Nella nostra Storia non è stato raro vedere eroi (e Jon lo è veramente nella serie) venire esiliati, cadere in disgrazia, venire scacciati in modo ingiusto o quantomeno dover rinunciare al proprio sogno.
Sicuramente l'esempio per eccellenza appartiene al grande Simon Bolivar, patriota, generale, rivoluzionario e politico che lottò con tutte le sue forze affinché i popoli del Sud America potessero ottenere libertà, diritti ed un futuro migliore. Purtroppo il suo tentativo alla fine si rivelò fallimentare, ma ancora oggi è considerato un eroe in gran parte dei paesi dell'America meridionale e un simbolo di ciò che un patriota dovrebbe essere.
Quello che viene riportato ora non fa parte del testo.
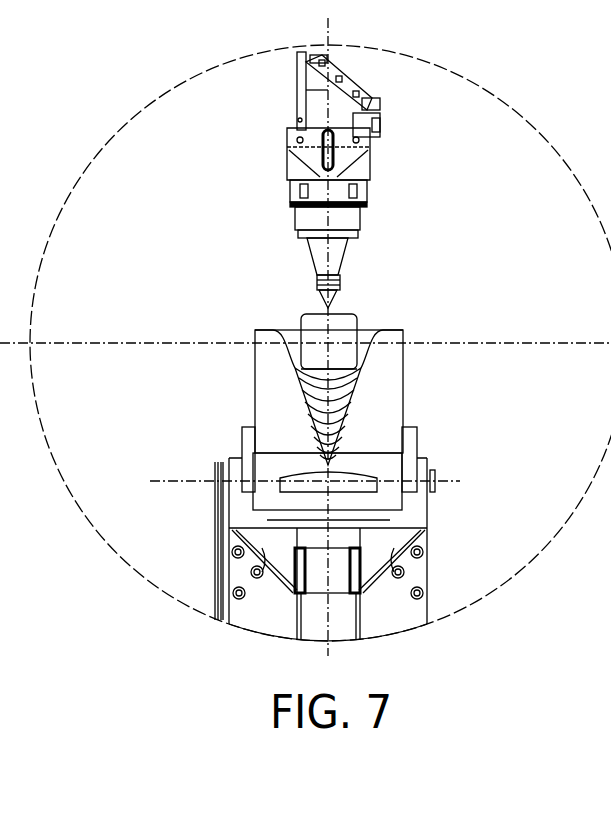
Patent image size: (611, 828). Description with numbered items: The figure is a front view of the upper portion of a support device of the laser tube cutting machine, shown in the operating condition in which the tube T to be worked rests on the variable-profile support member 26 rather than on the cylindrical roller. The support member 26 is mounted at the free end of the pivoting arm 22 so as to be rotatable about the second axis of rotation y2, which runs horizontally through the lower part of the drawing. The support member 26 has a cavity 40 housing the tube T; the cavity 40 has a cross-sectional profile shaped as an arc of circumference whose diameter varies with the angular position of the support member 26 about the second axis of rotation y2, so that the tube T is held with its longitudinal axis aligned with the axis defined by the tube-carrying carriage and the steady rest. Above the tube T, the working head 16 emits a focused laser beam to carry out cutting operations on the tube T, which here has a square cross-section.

The working head 16 is at (365, 225).
The tube T is at (352, 300).
The support member 26 is at (403, 388).
The cavity 40 is at (293, 352).
The pivoting arm 22 is at (400, 590).
The second axis of rotation y2 is at (167, 480).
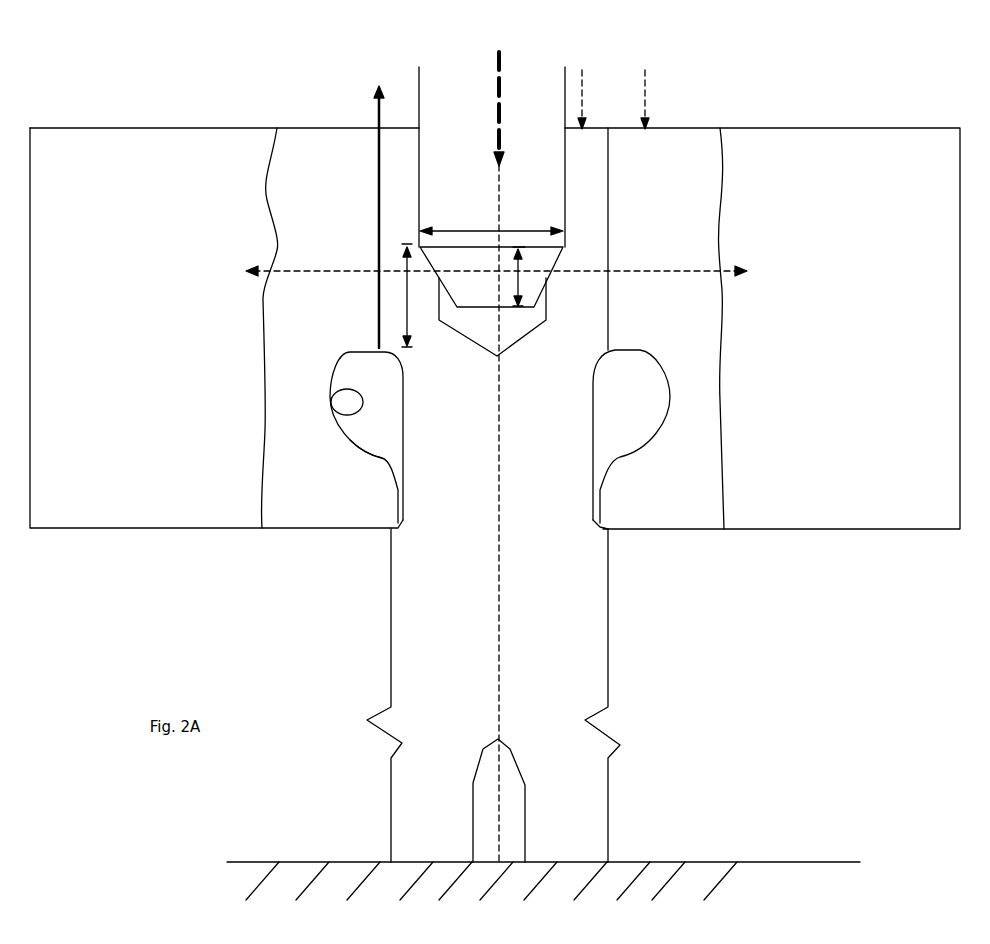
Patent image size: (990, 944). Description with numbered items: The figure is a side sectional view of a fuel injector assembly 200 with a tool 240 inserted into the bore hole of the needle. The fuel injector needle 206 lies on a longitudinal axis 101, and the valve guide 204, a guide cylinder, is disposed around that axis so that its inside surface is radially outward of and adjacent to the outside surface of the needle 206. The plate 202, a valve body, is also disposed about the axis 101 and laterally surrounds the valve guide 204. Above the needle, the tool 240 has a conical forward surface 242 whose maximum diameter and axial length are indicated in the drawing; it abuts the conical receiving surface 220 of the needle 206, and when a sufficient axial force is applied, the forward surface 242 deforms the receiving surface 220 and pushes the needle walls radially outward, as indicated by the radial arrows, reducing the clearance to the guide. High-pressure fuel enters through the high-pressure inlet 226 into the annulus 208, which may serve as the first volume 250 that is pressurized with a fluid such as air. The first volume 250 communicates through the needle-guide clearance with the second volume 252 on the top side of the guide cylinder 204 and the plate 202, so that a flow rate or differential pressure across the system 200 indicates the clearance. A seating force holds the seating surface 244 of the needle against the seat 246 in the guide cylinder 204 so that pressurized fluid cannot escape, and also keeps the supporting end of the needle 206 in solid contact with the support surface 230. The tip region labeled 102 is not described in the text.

Simon Bolivar fu però costretto all'esilio e alla povertà nell'amaro epilogo della sua esistenza.
Tornando molto indietro nel tempo, Milziade, l'artefice del trionfo dei greci sugli invasori persiani a Maratona, invece di gloria ed elogi, fu accusato di aver ingannato il suo popolo a seguito dell'infruttuoso assedio di Paro e morì circondato da astio e sospetti per l'aggravarsi di una ferita riportata in battaglia, mentre era in carcere.
Non meglio, sempre parlando di antichi greci, andò all'ateniese per eccellenza: Temistocle che, pur non esente da errori o difetti, aveva servito Atene e la Grecia con talento, dedizione e grande energia.
Il suo destino fu quello di essere costretto a darsi alla fuga e offrire i suoi servigi al Re persiano Arteserse, per l'impossibilità di difendersi da false accuse e diffamazioni assolutamente infondate messe in giro dai suoi malvagi e corrotti rivali politici nella polis. Toccherà poi a Tucidide e a Pericle riabilitarne la memoria, oggi intatta, parlandone come di un grande eroe e patriota.
A Jon Snow non è andata poi diversamente. Eroe per eccellenza della serie, in teoria addirittura Re per diritto dei Sette Regni, ha combattuto per essi in ogni circostanza, cercando sempre di fare la cosa giusta non per sé stesso ma per i suoi uomini, il suo paese ed infine per tutto Occidente.
Uccidere Daenerys, che comunque amava, lo ha messo in una situazione strana, ibrida, dal momento che rompeva un giuramento, si macchiava di un crimine ma contemporaneamente salvava il mondo da una tiranna sanguinaria.
Una posizione difficile, una scelta tremenda che però egli ha affrontato, sicuro di pagare con la vita ma di fare la cosa giusta; del resto non era la prima volta che correva questo rischio. "L'amore è la morte del dovere" si dicono lui e Tyrion,
Jon lo sapeva e come tanti uomini del passato ha scelto il dovere, la strada più difficile.
Alla fine, per necessità politiche, il suo esilio, la sua "punizione" contenuta sono stati il triste ma inevitabile destino che lo attendeva, e che ha affrontato con dignità.
Il trono di spade 8: perché Jaime e Sansa sono i personaggi più interessanti
Il Trono di Spade e la nostra Storia
Se già in passato George R.R. Martin aveva confessato di essersi ispirato a diversi personaggi storici per creare Cersei Lannister o Stannis Baratheon, ebbene il legame di questa saga Fantasy con la realtà, con la Storia vera, si è alquanto approfondito e rivelato ai nostri occhi in quest'ultima puntata de Il Trono di Spade.
Il finale, per quanto possa aver scontentato alcuni fan, è carico di significati e metafore che affondano le radici nei millenni di storia, guerre, atrocità e rivoluzioni che hanno creato il mondo che abbiamo oggi.
Per questo Il Trono di Spade merita un posto di assoluto rilievo nella narrazione moderna, non solo televisiva: tra draghi, estranei, sortilegi, guerre, amori e regni fantastici questa serie ci ha parlato di come siamo e forse di come saremo. Ha parlato di noi, del nostro mondo e della nostra Storia.